(rerun inspired by the Eclipse)
In my post A Perfect Enemy, I mentioned Poul Anderson’s 1972 story A Chapter of Revelation. God–intending to demonstrate His existence to the world and thereby encourage people to prevent the global nuclear war which is about to occur–stops the movement of the sun across the sky. (Technically, He does this by slowing earth’s rotation period to a value identical with Earth’s year.) The reaction to this event is confirmation bias on an immense scale: just about everyone draws the conclusion that the miracle proves that whatever beliefs they already held were the correct ones…for example, a Russian scientist (remember, this was written in 1972) suggests that “The requirement of minimum hypothesis practically forces us to assume that what happened resulted from the application of a technology centuries beyond ours. I find it easy to believe that an advanced civilization, capable of interstellar travel, sent a team to save mankind from the carnage threatened by an imperialism which that society outgrew long ago.” Moralists, militarists, extreme right-wing evangelists, Black Power advocates…all find in the miracle only proof of their own rightness, and the world slides into further chaos, with riots, coups d’etat, and cross-border military attacks.
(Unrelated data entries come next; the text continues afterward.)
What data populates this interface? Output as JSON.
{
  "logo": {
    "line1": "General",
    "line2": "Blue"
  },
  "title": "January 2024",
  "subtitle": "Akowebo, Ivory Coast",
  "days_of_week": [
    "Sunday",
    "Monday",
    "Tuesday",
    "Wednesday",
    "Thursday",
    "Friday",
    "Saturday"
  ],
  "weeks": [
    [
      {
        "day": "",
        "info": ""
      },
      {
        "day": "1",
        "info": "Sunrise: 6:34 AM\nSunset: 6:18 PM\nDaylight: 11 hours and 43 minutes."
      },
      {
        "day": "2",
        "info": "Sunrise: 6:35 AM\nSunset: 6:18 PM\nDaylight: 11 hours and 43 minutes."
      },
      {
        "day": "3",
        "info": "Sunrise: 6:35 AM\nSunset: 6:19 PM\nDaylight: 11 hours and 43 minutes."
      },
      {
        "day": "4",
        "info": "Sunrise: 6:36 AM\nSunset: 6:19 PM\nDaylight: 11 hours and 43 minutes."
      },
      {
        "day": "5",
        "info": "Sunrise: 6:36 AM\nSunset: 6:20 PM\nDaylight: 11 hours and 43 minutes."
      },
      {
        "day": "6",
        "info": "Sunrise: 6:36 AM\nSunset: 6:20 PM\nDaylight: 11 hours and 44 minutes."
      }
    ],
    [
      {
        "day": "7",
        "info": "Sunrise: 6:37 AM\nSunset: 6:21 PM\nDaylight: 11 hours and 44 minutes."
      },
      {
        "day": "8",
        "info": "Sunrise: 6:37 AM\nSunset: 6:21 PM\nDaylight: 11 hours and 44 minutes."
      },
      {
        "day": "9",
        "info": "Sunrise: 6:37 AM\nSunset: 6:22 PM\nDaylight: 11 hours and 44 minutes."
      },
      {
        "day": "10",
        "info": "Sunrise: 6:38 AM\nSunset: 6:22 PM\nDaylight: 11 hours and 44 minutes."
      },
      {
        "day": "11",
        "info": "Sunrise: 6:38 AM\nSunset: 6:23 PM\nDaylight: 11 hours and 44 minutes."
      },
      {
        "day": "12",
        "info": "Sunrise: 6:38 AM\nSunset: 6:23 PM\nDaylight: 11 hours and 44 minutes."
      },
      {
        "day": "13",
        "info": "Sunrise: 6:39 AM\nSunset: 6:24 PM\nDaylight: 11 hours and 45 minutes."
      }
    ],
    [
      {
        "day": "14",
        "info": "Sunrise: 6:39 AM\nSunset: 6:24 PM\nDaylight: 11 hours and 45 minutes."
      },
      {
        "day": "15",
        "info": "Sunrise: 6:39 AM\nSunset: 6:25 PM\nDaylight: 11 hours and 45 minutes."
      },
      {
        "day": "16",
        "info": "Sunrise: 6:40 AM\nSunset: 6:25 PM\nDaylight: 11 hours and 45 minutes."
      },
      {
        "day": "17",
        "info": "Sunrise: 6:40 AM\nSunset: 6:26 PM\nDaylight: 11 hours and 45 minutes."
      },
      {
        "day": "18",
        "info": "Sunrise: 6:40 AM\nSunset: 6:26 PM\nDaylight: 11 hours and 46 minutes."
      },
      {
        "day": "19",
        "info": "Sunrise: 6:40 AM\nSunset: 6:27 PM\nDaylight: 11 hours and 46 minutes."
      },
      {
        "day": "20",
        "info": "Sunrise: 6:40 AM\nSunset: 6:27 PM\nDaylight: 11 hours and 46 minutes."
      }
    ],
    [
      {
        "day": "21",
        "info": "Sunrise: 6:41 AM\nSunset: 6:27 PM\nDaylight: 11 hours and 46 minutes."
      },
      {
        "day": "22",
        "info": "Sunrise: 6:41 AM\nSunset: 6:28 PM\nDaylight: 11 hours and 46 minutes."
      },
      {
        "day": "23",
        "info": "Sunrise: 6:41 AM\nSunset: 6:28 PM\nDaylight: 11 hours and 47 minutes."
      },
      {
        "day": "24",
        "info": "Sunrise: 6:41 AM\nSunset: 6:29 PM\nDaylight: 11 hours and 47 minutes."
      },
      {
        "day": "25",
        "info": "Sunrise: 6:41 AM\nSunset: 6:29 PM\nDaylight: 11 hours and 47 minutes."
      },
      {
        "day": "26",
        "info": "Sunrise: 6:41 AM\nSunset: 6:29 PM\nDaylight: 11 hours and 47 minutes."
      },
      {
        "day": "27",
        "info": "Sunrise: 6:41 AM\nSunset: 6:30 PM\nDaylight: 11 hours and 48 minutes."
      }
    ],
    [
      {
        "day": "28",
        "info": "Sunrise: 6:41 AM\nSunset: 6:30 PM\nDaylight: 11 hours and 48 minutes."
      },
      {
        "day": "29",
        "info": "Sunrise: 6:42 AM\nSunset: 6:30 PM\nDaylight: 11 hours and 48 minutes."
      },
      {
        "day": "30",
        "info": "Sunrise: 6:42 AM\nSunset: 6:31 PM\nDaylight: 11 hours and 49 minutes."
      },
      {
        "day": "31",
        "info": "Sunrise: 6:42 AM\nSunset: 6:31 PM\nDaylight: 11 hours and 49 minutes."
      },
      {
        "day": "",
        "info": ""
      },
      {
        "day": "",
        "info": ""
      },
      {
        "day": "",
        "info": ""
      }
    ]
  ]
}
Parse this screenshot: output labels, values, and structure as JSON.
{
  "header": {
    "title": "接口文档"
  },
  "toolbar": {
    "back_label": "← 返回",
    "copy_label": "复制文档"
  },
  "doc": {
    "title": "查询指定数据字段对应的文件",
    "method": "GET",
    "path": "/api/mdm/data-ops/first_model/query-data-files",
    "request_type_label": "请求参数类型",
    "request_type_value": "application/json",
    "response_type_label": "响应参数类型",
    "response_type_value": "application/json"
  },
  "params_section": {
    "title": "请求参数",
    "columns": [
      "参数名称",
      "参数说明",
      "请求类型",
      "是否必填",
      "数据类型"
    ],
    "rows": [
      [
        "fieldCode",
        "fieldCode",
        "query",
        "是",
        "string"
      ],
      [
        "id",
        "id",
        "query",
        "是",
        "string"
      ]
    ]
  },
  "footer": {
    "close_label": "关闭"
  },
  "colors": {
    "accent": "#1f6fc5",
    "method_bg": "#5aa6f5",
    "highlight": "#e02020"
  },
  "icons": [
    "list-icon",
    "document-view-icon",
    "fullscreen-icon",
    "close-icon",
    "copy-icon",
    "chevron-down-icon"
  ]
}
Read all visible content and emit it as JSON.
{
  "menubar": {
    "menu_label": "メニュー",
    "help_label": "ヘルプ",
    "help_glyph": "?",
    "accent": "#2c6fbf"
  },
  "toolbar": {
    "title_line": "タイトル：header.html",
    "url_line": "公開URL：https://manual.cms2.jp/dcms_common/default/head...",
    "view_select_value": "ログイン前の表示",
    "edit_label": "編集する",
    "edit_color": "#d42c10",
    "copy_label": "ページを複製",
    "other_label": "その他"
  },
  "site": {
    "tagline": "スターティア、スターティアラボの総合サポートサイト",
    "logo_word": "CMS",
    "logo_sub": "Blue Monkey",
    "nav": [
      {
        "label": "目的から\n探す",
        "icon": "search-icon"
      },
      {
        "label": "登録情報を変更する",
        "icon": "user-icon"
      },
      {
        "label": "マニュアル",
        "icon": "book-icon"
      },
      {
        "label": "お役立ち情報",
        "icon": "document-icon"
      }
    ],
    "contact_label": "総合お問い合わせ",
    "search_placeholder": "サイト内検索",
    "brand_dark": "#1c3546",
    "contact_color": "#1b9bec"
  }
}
Several weeks ago, I picked up Karen Thompson Walker’s novel The Age of Miracles, in which strange solar behavior also plays a leading part. Eleven-year-old Julia, focused in the usual challenges of growing up, is not too concerned when scientists announce that–for some unknown reason–the earth’s rotation has slowed very slightly and the days and nights are both getting a little longer. But the process, whatever it is, continues…the days and the nights get longer..and longer..and longer.
A very well-written book, IMO; especially impressive since it is the author’s first novel. Not everyone agrees: the Amazon reviews indicate that a lot of people liked it very much, and quite a few found it disappointing. But I thought it was very worthwhile; hard to put down, in fact.
Another coming-of-age story involving solar phenomena is Connie Willis’s Daisy, in the Sun. Like the protagonist of the previous book, Daisy is dealing with the problems of adolescence–oh, and by the way, the sun (which Daisy has always loved) is going to go nova and kill everyone on earth. It’s a strange story, difficult to summarize…I’ll just quote from the author’s introduction:
During the London Blitz, Edward R. Murrow was startled to see a fire engine racing past. It was the middle of the day, the sirens had not gone, and he hadn’t heard any bombers. He could not imagine where a fire engine would be going.
It came to him, after much thought, that it was going to an ordinary house fire, and that that seemed somehow impossible, as if all ordinary disasters should be suspended for the duration of this great Disaster that was facing London and commanding everybody’s attention. But of course houses caught fire and burned down for reasons that had nothing to do with the Blitz, and even in the face of Armageddon, there are still private armageddons to be faced.
8/22/17 update: Isaac Asimov’s Nightfall would be a good addition to this collection.